Bellatrix gli si era avvicinata al mattino, e aveva un'espressione stranamente seria.
- Non verrò stasera al ballo, non posso. - gli aveva detto.
- Non puoi? -
- No. -
- E' accaduto qualcosa? -
La giovane aveva serrato le labbra in una strana espressione, e l'altro non avrebbe saputo dire se di preoccupazione o di fastidio. Il ragazzo le aveva posto una mano sul braccio, ma lei si era sciolta dalla sua stretta, sorridendogli appena.
- Ci saranno altre notti Rodolphus, altre danze forse... -
- Non vuoi dirmi cosa sta accadendo? -
- Forse non c'è nulla da dire... - la donna voltò il capo per non fissarlo negli occhi - e non voglio stare qui a lamentarmi per dei compiti che devo rifare... uno dei libri che mi serviva si è liberato solo oggi, e devo consultarlo se voglio fare un buono lavoro... - Il ragazzo la guardò con aria confusa. C'era come una nota stonata nelle parole della giovane... - E' per questo che non verrai? Per perfezionare degli stupidi compiti? E credevo di essere io quello fissato con certe cose. -
La ragazza aveva borbottato qualcosa riguardo al fatto che non era il ragazzo ad avere gli esami finali quell'anno, e poi si era allontanata in fretta, troppo in fretta.

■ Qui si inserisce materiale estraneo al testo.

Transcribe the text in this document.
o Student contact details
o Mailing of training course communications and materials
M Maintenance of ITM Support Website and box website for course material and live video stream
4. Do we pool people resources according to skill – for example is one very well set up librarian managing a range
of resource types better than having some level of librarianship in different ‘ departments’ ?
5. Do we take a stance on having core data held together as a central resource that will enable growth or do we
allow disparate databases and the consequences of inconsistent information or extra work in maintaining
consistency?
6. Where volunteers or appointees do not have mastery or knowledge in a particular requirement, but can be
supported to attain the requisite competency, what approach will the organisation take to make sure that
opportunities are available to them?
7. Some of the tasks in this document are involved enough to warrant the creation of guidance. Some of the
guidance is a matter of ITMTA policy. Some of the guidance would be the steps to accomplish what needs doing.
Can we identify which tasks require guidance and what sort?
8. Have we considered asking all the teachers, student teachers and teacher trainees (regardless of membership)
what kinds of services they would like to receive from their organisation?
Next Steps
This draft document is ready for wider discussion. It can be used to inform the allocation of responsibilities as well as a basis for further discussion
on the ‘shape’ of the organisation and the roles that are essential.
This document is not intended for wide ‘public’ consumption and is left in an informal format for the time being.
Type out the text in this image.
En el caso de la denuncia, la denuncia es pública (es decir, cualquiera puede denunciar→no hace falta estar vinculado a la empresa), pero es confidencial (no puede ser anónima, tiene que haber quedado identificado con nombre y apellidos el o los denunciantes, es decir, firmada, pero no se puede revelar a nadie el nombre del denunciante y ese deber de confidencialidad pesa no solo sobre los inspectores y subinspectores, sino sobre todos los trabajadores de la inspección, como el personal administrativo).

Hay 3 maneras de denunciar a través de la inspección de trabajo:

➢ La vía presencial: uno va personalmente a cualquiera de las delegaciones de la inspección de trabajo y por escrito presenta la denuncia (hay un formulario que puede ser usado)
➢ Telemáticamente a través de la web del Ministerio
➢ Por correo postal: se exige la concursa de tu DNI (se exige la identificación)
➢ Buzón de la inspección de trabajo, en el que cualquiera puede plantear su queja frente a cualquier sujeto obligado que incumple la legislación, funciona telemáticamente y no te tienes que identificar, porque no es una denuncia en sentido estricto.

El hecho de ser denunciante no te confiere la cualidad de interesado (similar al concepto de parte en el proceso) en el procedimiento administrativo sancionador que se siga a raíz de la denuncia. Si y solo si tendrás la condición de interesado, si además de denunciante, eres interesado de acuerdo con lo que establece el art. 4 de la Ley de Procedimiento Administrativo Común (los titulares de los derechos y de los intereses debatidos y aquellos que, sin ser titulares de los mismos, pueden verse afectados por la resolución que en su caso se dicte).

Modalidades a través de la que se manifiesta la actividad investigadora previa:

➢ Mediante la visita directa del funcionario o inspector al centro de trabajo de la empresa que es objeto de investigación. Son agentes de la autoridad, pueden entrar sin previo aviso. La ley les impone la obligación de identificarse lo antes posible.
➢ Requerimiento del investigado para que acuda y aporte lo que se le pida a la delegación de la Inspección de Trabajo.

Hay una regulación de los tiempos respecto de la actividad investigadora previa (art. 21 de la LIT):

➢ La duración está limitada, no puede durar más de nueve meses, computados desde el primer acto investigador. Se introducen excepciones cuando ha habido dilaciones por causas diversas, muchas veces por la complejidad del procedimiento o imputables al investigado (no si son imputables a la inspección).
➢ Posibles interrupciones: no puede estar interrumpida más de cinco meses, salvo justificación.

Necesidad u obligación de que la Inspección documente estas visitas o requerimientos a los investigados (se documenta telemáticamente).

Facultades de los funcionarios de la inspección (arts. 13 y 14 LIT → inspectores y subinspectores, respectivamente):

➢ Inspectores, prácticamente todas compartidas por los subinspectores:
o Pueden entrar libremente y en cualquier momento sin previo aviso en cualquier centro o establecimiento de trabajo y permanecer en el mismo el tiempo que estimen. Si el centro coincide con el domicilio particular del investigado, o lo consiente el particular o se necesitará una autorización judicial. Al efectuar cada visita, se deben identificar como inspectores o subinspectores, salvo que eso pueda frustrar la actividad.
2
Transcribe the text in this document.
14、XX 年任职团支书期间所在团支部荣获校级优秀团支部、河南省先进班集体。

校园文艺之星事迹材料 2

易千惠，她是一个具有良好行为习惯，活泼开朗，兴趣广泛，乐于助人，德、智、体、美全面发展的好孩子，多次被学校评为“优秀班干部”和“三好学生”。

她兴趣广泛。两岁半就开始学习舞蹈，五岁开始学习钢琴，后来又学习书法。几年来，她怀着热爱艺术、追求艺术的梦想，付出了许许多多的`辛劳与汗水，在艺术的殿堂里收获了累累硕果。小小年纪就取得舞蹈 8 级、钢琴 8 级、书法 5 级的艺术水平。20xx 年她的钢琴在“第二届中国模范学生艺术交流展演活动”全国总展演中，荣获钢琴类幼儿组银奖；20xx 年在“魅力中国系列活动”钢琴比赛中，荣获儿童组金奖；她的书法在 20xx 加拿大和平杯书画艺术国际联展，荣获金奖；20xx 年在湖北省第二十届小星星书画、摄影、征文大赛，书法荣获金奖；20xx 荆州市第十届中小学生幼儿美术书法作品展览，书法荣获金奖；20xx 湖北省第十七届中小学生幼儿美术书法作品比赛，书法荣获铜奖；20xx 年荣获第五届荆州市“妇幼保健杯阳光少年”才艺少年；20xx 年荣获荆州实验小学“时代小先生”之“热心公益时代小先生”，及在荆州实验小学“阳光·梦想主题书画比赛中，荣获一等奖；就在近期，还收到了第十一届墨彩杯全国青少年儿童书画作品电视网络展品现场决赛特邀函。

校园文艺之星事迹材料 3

Rodolphus LeStrange sollevò il capo. Voltò le spalle alla finestra e alla festa. Se la sua fidanzata si sentiva a disagio perché lui aveva un anno di meno, o per qualche altro inspiegabile motivo, lui poteva far poco. O meglio... forse avrebbe potuto, ma non voleva! Doveva essere lei a scegliere di essere del tutto sincera, con se stessa prima di tutto, e poi con lui. Non l'avrebbe inseguita, no, era troppo orgoglioso per farlo. Avrebbe atteso il momento opportuno. Punto.
Non avrebbe nemmeno pensato a lei. O almeno ci avrebbe tentato. Non era facile, non era per niente facile non pensarle.
- Compiti... - borbottò il ragazzo, riversando in quella parola il veleno di una rabbia repressa. Era una scusa, ne era certo. Ma se lei non voleva confidarsi, non sarebbe stato lui a subissarla di domande. Per orgoglio. Sì, per puro e semplice orgoglio. O forse perché almeno lui doveva avere fiducia...
- Compiti... - ripetè il giovane, mentre scendeva le scale dei sotterranei.
Voleva fare la preziosa? Si divertiva a quel modo? Che facesse pure, lui non ci sarebbe cascato! Per un attimo LeStrange esitò di fronte alla porta del dormitorio, ma poi scosse la testa. C'era sempre il rischio di incontrare qualche altro studente, specie quelli dei primi anni, e lui non si sentiva affatto in vena di qualsiasi contatto con un altro essere senziente. Risalì una rampa di scale verso il laboratorio di pozioni. Se quella sera doveva essere consacrata allo studio così sarebbe stato!